RRB Nr. 980/2023
Postulat Matthias Hauser, Hüntwangen, und Christa Stünzi, Horgen, betreffend Bürokratieabbau bei Ämterkonsultationen und Vernehmlassungen, Stellungnahme
Rubrum
Auszug aus dem Protokoll des Regierungsrates des Kantons Zürich KR-Nr. 165/2023
Sitzung vom 23. August 2023
980. Postulat (Bürokratieabbau bei Ämterkonsultationen
Erwägungen
und Vernehmlassungen) Kantonsrat Matthias Hauser, Hüntwangen, und Kantonsrätin Christa Stünzi, Horgen, haben am 24. April 2023 folgendes Postulat eingereicht: Vernehmlassungsverfahren der kantonalen Verwaltung sind zu vereinfachen. Ämter/Abteilungen/Fachstellen sollen einmal zu einem Vorhaben Stellung nehmen können. Stellungnahmen von Abteilungen und Fachstellen sollen zudem von der übergeordneten Stelle (Amt, Direktion) konsolidiert werden. Zweite Stellungnahmen sollen nur ausnahmsweise bei materiellen Änderungen mit starker Betroffenheit möglich sein. Amtsstellen und Personen, welche interne Stellungnahmen abgegeben haben, die in der Güterabwägung nicht berücksichtigt wurden, tragen die Vorhaben trotzdem vollumfänglich und loyal mit. Begründung In der kantonalen Verwaltung geben prozessführende Abteilungen/ Ämter ihre Vorhaben mitbetroffenen anderen Fachstellen und Ämtern zur Stellungnahme. Die Folge davon: Verkehrsvorhaben werden beispielsweise vor der Richtplanänderung (strategische Planung) dann als Studie und schliesslich auch als Bauprojekt von anderen Ämtern/Fachstellen jedes Mal mitbeurteilt (z. B. Fachstelle Naturschutz, Abteilung Wald, Raumentwicklung, Wasser). Dabei gehen Monate, mitunter sogar Jahre, verloren. Konkrete Beispiele: – Beim Erlass von Gestaltungsplänen für Gebiete der Materialgewinnung werden vom Amt für Raumentwicklungen verschiedene Ämter und Fachstellen frühzeitig begrüsst (z. B. Wasser, Wald, Naturschutz) und können ihre Anliegen und eigene Vorhaben einbringen. Änderungsvorschläge (z. B. der Gemeinden oder aus der öffentlichen Vernehmlassung) werden erneut intern gespiegelt. So bleiben verschiedene Ämter von A-Z im Prozess eingebunden, selbst zu Anliegen ausserhalb derer konkreten Teilvorhaben im Gestaltungsplan (wie z. B. die Gestaltung einer bestimmten Ausgleichsfläche es wäre). – Auch bei Gesetzes-, Verordnungs-, oder Verfahrensänderungen in ganz anderen Verwaltungsabläufen (z. B. im Sozial- und Bildungsbereich) sind oft mehrere Direktionen, Ämter, Abteilungen und Fachstellen betroffen und werden vernommen, bevor externe Dritte (z. B. Gemeinden,
Schulen, …) befragt werden.
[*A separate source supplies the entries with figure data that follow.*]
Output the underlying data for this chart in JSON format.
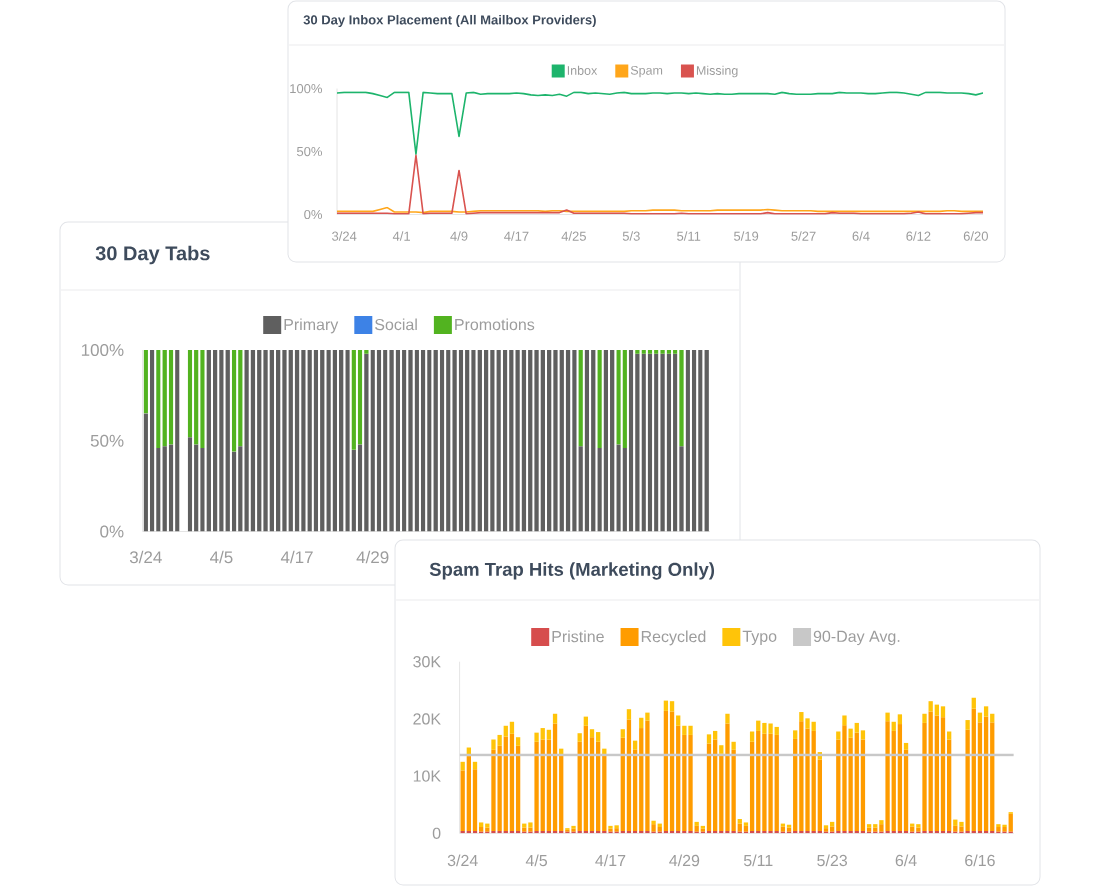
{
  "chart_data": [
    {
      "type": "line",
      "title": "30 Day Inbox Placement (All Mailbox Providers)",
      "categories": [
        null,
        "3/24",
        null,
        null,
        null,
        null,
        null,
        null,
        null,
        "4/1",
        null,
        null,
        null,
        null,
        null,
        null,
        null,
        "4/9",
        null,
        null,
        null,
        null,
        null,
        null,
        null,
        "4/17",
        null,
        null,
        null,
        null,
        null,
        null,
        null,
        "4/25",
        null,
        null,
        null,
        null,
        null,
        null,
        null,
        "5/3",
        null,
        null,
        null,
        null,
        null,
        null,
        null,
        "5/11",
        null,
        null,
        null,
        null,
        null,
        null,
        null,
        "5/19",
        null,
        null,
        null,
        null,
        null,
        null,
        null,
        "5/27",
        null,
        null,
        null,
        null,
        null,
        null,
        null,
        "6/4",
        null,
        null,
        null,
        null,
        null,
        null,
        null,
        "6/12",
        null,
        null,
        null,
        null,
        null,
        null,
        null,
        "6/20",
        null
      ],
      "series": [
        {
          "name": "Inbox",
          "color": "#1db46c",
          "values": [
            96.5,
            97,
            97,
            97,
            97,
            96,
            94.5,
            93,
            97,
            97,
            97,
            48,
            97,
            96.5,
            96,
            96,
            96,
            62,
            96.5,
            97,
            95.5,
            96,
            96,
            96,
            96,
            96.5,
            96,
            95,
            94.5,
            95,
            94.5,
            95.5,
            94,
            97,
            97,
            96,
            96.5,
            96,
            95.5,
            96.5,
            97,
            96,
            96,
            96,
            96.5,
            96.5,
            96,
            96.5,
            96.5,
            96,
            96.5,
            96,
            95.5,
            96,
            95.5,
            95.5,
            96,
            96,
            96,
            96,
            96,
            95.5,
            97,
            96,
            95.5,
            95.5,
            95.5,
            96,
            96,
            96,
            97,
            96.5,
            96.5,
            96.5,
            96,
            96,
            96.5,
            97,
            97,
            96.5,
            95.5,
            94.5,
            97,
            97,
            97,
            96.5,
            96.5,
            96.5,
            96,
            95,
            96.5
          ]
        },
        {
          "name": "Spam",
          "color": "#ffa61a",
          "values": [
            2.5,
            2.5,
            2.5,
            2.5,
            2.5,
            2.5,
            4,
            5.5,
            2,
            2,
            2,
            2,
            1.5,
            2.5,
            2.5,
            2.5,
            2.5,
            2,
            2,
            2.5,
            3,
            3,
            3,
            3,
            3,
            3,
            3,
            3,
            3,
            2.5,
            3,
            3,
            2.5,
            2.5,
            2.5,
            2.5,
            2.5,
            2.5,
            2.5,
            2.5,
            2.5,
            3,
            3,
            3,
            3.5,
            3.5,
            3.5,
            3.5,
            3,
            3,
            3,
            3,
            3,
            3.5,
            3.5,
            3.5,
            3.5,
            3.5,
            3.5,
            3.5,
            4,
            3.5,
            3,
            3,
            3,
            3,
            3,
            2.5,
            2.5,
            2.5,
            2.5,
            2.5,
            2.5,
            2.5,
            2.5,
            2.5,
            2.5,
            2.5,
            2.5,
            2.5,
            2.5,
            2.5,
            2.5,
            2.5,
            2.5,
            3,
            3,
            2.5,
            2.5,
            2.5,
            2.5
          ]
        },
        {
          "name": "Missing",
          "color": "#d9534f",
          "values": [
            1,
            1,
            1,
            1,
            1,
            1,
            1,
            1,
            0.5,
            0.5,
            0.5,
            47,
            0.5,
            1,
            1,
            1,
            1,
            35,
            0.5,
            1,
            1.5,
            1.5,
            1.5,
            1.5,
            1.5,
            1.5,
            1.5,
            1.5,
            1.5,
            1.5,
            1.5,
            1.5,
            3.5,
            1,
            1,
            1,
            1,
            1,
            1,
            1,
            1,
            0.5,
            0.5,
            0.5,
            0.5,
            0.5,
            0.5,
            0.5,
            1,
            0.5,
            0.5,
            0.5,
            0.5,
            0.5,
            0.5,
            0.5,
            0.5,
            0.5,
            0.5,
            0.5,
            1.5,
            0.5,
            0.5,
            0.5,
            0.5,
            0.5,
            0.5,
            0.5,
            0.5,
            1.5,
            1,
            1,
            1,
            0.5,
            0.5,
            0.5,
            0.5,
            0.5,
            0.5,
            0.5,
            1,
            2,
            0.5,
            0.5,
            0.5,
            0.5,
            0.5,
            0.5,
            1,
            1.5,
            1.5
          ]
        }
      ],
      "ylim": [
        0,
        100
      ],
      "yticks": [
        {
          "value": 0,
          "label": "0%"
        },
        {
          "value": 50,
          "label": "50%"
        },
        {
          "value": 100,
          "label": "100%"
        }
      ],
      "legend": "top"
    },
    {
      "type": "bar",
      "stacked": true,
      "title": "30 Day Tabs",
      "categories": [
        "3/24",
        null,
        null,
        null,
        null,
        null,
        null,
        null,
        null,
        null,
        null,
        null,
        "4/5",
        null,
        null,
        null,
        null,
        null,
        null,
        null,
        null,
        null,
        null,
        null,
        "4/17",
        null,
        null,
        null,
        null,
        null,
        null,
        null,
        null,
        null,
        null,
        null,
        "4/29",
        null,
        null,
        null,
        null,
        null,
        null,
        null,
        null,
        null,
        null,
        null,
        null,
        null,
        null,
        null,
        null,
        null,
        null,
        null,
        null,
        null,
        null,
        null,
        null,
        null,
        null,
        null,
        null,
        null,
        null,
        null,
        null,
        null,
        null,
        null,
        null,
        null,
        null,
        null,
        null,
        null,
        null,
        null,
        null,
        null,
        null,
        null,
        null,
        null,
        null,
        null,
        null,
        null
      ],
      "series": [
        {
          "name": "Primary",
          "color": "#5f5f5f",
          "values": [
            65,
            100,
            46,
            47,
            48,
            100,
            null,
            52,
            48,
            46,
            100,
            100,
            100,
            100,
            44,
            47,
            100,
            100,
            100,
            100,
            100,
            100,
            100,
            100,
            100,
            100,
            100,
            100,
            100,
            100,
            100,
            100,
            100,
            45,
            48,
            98,
            100,
            100,
            100,
            100,
            100,
            100,
            100,
            100,
            100,
            100,
            100,
            100,
            100,
            100,
            100,
            100,
            100,
            100,
            100,
            100,
            100,
            100,
            100,
            100,
            100,
            100,
            100,
            100,
            100,
            100,
            100,
            100,
            100,
            47,
            100,
            100,
            46,
            100,
            100,
            48,
            46,
            100,
            98,
            98,
            98,
            98,
            98,
            98,
            98,
            47,
            100,
            100,
            100,
            100
          ]
        },
        {
          "name": "Social",
          "color": "#3d82e6",
          "values": [
            0,
            0,
            0,
            0,
            0,
            0,
            null,
            0,
            0,
            0,
            0,
            0,
            0,
            0,
            0,
            0,
            0,
            0,
            0,
            0,
            0,
            0,
            0,
            0,
            0,
            0,
            0,
            0,
            0,
            0,
            0,
            0,
            0,
            0,
            0,
            0,
            0,
            0,
            0,
            0,
            0,
            0,
            0,
            0,
            0,
            0,
            0,
            0,
            0,
            0,
            0,
            0,
            0,
            0,
            0,
            0,
            0,
            0,
            0,
            0,
            0,
            0,
            0,
            0,
            0,
            0,
            0,
            0,
            0,
            0,
            0,
            0,
            0,
            0,
            0,
            0,
            0,
            0,
            0,
            0,
            0,
            0,
            0,
            0,
            0,
            0,
            0,
            0,
            0,
            0
          ]
        },
        {
          "name": "Promotions",
          "color": "#52b320",
          "values": [
            35,
            0,
            54,
            53,
            52,
            0,
            null,
            48,
            52,
            54,
            0,
            0,
            0,
            0,
            56,
            53,
            0,
            0,
            0,
            0,
            0,
            0,
            0,
            0,
            0,
            0,
            0,
            0,
            0,
            0,
            0,
            0,
            0,
            55,
            52,
            2,
            0,
            0,
            0,
            0,
            0,
            0,
            0,
            0,
            0,
            0,
            0,
            0,
            0,
            0,
            0,
            0,
            0,
            0,
            0,
            0,
            0,
            0,
            0,
            0,
            0,
            0,
            0,
            0,
            0,
            0,
            0,
            0,
            0,
            53,
            0,
            0,
            54,
            0,
            0,
            52,
            54,
            0,
            2,
            2,
            2,
            2,
            2,
            2,
            2,
            53,
            0,
            0,
            0,
            0
          ]
        }
      ],
      "ylim": [
        0,
        100
      ],
      "yticks": [
        {
          "value": 0,
          "label": "0%"
        },
        {
          "value": 50,
          "label": "50%"
        },
        {
          "value": 100,
          "label": "100%"
        }
      ],
      "legend": "top"
    },
    {
      "type": "bar",
      "stacked": true,
      "title": "Spam Trap Hits (Marketing Only)",
      "categories": [
        "3/24",
        null,
        null,
        null,
        null,
        null,
        null,
        null,
        null,
        null,
        null,
        null,
        "4/5",
        null,
        null,
        null,
        null,
        null,
        null,
        null,
        null,
        null,
        null,
        null,
        "4/17",
        null,
        null,
        null,
        null,
        null,
        null,
        null,
        null,
        null,
        null,
        null,
        "4/29",
        null,
        null,
        null,
        null,
        null,
        null,
        null,
        null,
        null,
        null,
        null,
        "5/11",
        null,
        null,
        null,
        null,
        null,
        null,
        null,
        null,
        null,
        null,
        null,
        "5/23",
        null,
        null,
        null,
        null,
        null,
        null,
        null,
        null,
        null,
        null,
        null,
        "6/4",
        null,
        null,
        null,
        null,
        null,
        null,
        null,
        null,
        null,
        null,
        null,
        "6/16",
        null,
        null,
        null,
        null,
        null
      ],
      "series": [
        {
          "name": "Pristine",
          "color": "#d64d4d",
          "values": [
            400,
            400,
            400,
            300,
            300,
            400,
            400,
            400,
            400,
            400,
            300,
            300,
            400,
            400,
            400,
            400,
            400,
            300,
            300,
            400,
            400,
            400,
            400,
            400,
            300,
            300,
            400,
            400,
            400,
            400,
            400,
            300,
            300,
            400,
            400,
            400,
            400,
            400,
            300,
            300,
            400,
            400,
            400,
            400,
            400,
            300,
            300,
            400,
            400,
            400,
            400,
            400,
            300,
            300,
            400,
            400,
            400,
            400,
            400,
            300,
            300,
            400,
            400,
            400,
            400,
            400,
            300,
            300,
            300,
            400,
            400,
            400,
            400,
            300,
            300,
            400,
            400,
            400,
            400,
            400,
            300,
            300,
            400,
            400,
            400,
            400,
            400,
            300,
            300,
            300
          ]
        },
        {
          "name": "Recycled",
          "color": "#ff9c00",
          "values": [
            10600,
            13100,
            10800,
            800,
            700,
            14200,
            14900,
            16500,
            17000,
            14900,
            700,
            700,
            15600,
            16000,
            16000,
            18800,
            13200,
            300,
            500,
            15600,
            18400,
            16400,
            15600,
            13200,
            500,
            600,
            16300,
            19500,
            14200,
            18000,
            19300,
            1300,
            800,
            21000,
            20900,
            18400,
            16800,
            16800,
            1000,
            500,
            15300,
            16000,
            13500,
            18800,
            14200,
            1400,
            1000,
            15600,
            17500,
            17000,
            17000,
            16800,
            900,
            700,
            16100,
            19200,
            17900,
            17500,
            12500,
            600,
            900,
            16000,
            18500,
            16300,
            17200,
            16000,
            700,
            700,
            1300,
            19200,
            17500,
            18700,
            14200,
            900,
            700,
            18900,
            20900,
            20200,
            19900,
            16000,
            1000,
            900,
            17700,
            21400,
            19000,
            20000,
            19000,
            800,
            800,
            3100
          ]
        },
        {
          "name": "Typo",
          "color": "#ffc409",
          "values": [
            1500,
            1500,
            1300,
            800,
            700,
            1800,
            1900,
            1900,
            2100,
            1500,
            700,
            900,
            1600,
            2000,
            1700,
            1700,
            1200,
            300,
            500,
            1500,
            1600,
            1400,
            1700,
            1200,
            500,
            500,
            1500,
            1800,
            1600,
            1800,
            1400,
            600,
            600,
            1800,
            1800,
            1800,
            1600,
            1600,
            700,
            500,
            1600,
            1500,
            1500,
            1700,
            1400,
            800,
            600,
            1800,
            1800,
            1900,
            1800,
            1400,
            500,
            500,
            1500,
            1600,
            1800,
            1600,
            1300,
            500,
            800,
            1400,
            1700,
            1600,
            1700,
            1600,
            600,
            600,
            700,
            1500,
            1600,
            1700,
            1200,
            500,
            600,
            1600,
            1800,
            1900,
            1900,
            1400,
            1100,
            800,
            1700,
            1900,
            1700,
            1800,
            1500,
            500,
            400,
            300
          ]
        }
      ],
      "ylim": [
        0,
        30000
      ],
      "yticks": [
        0,
        {
          "value": 10000,
          "label": "10K"
        },
        {
          "value": 20000,
          "label": "20K"
        },
        {
          "value": 30000,
          "label": "30K"
        }
      ],
      "ref_lines": [
        {
          "axis": "y",
          "value": 13700,
          "label": "90-Day Avg.",
          "color": "#c8c8c8"
        }
      ],
      "legend": "top"
    }
  ]
}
Auch in diesen Fällen sollen die Vernehmlassungen vereinfacht werden und die internen Ämter im Regelfall nur einmal begrüsst werden. Grundsätzlich sollen in allen Vorhaben alle Anliegen von Betroffenen einmal eingebracht werden können. Die Güterabwägung zwischen den Interessen, die Konsolidierung gegenüber Dritten und für die Entscheidungen obliegt aber letztlich politischen Behörden, ist diese einmal vollzogen, muss auf weitere Prozessverlangsamungen verzichtet werden.
Dispositiv
Auf Antrag der Staatskanzlei beschliesst der Regierungsrat:
I. Zum Postulat Matthias Hauser, Hüntwangen, bzw. neu Rochus Burtscher, Dietikon, und Christa Stünzi, Horgen, wird wie folgt Stellung genommen: Art. 70 Abs. 2 der Kantonsverfassung (LS 101) verlangt vom Regierungsrat, dass er dafür sorgt, dass die kantonale Verwaltung rechtmässig, effizient, kooperativ, sparsam und bürgerfreundlich handelt. In Übereinstimmung mit diesen Handlungsgrundsätzen schreibt § 33 Abs. 1 des Gesetzes über die Organisation des Regierungsrates und der kantonalen Verwaltung (LS 172.1) vor, dass die Verwaltung nach den Grundsätzen der Wirtschaftlichkeit, der Bürgernähe und der Nachhaltigkeit zu handeln hat. Dem Regierungsrat ist es ein zentrales Anliegen, dass die kantonale Verwaltung entsprechend diesen Handlungsgrundsätzen effizient und wirtschaftlich handelt. Dies schliesst mit ein, dass unnötiger Verwaltungsaufwand vermieden wird. Dies betrifft auch die interne Informationsbeschaffung im Rahmen von Vernehmlassungsverfahren und Ämterkonsultationen. Insofern entspricht die Stossrichtung des Postulats diesen Bestrebungen. Der Regierungsrat ist indessen der Ansicht, dass verwaltungsintern keine unnötigen Vernehmlassungsverfahren und Ämterkonsultationen durchgeführt werden.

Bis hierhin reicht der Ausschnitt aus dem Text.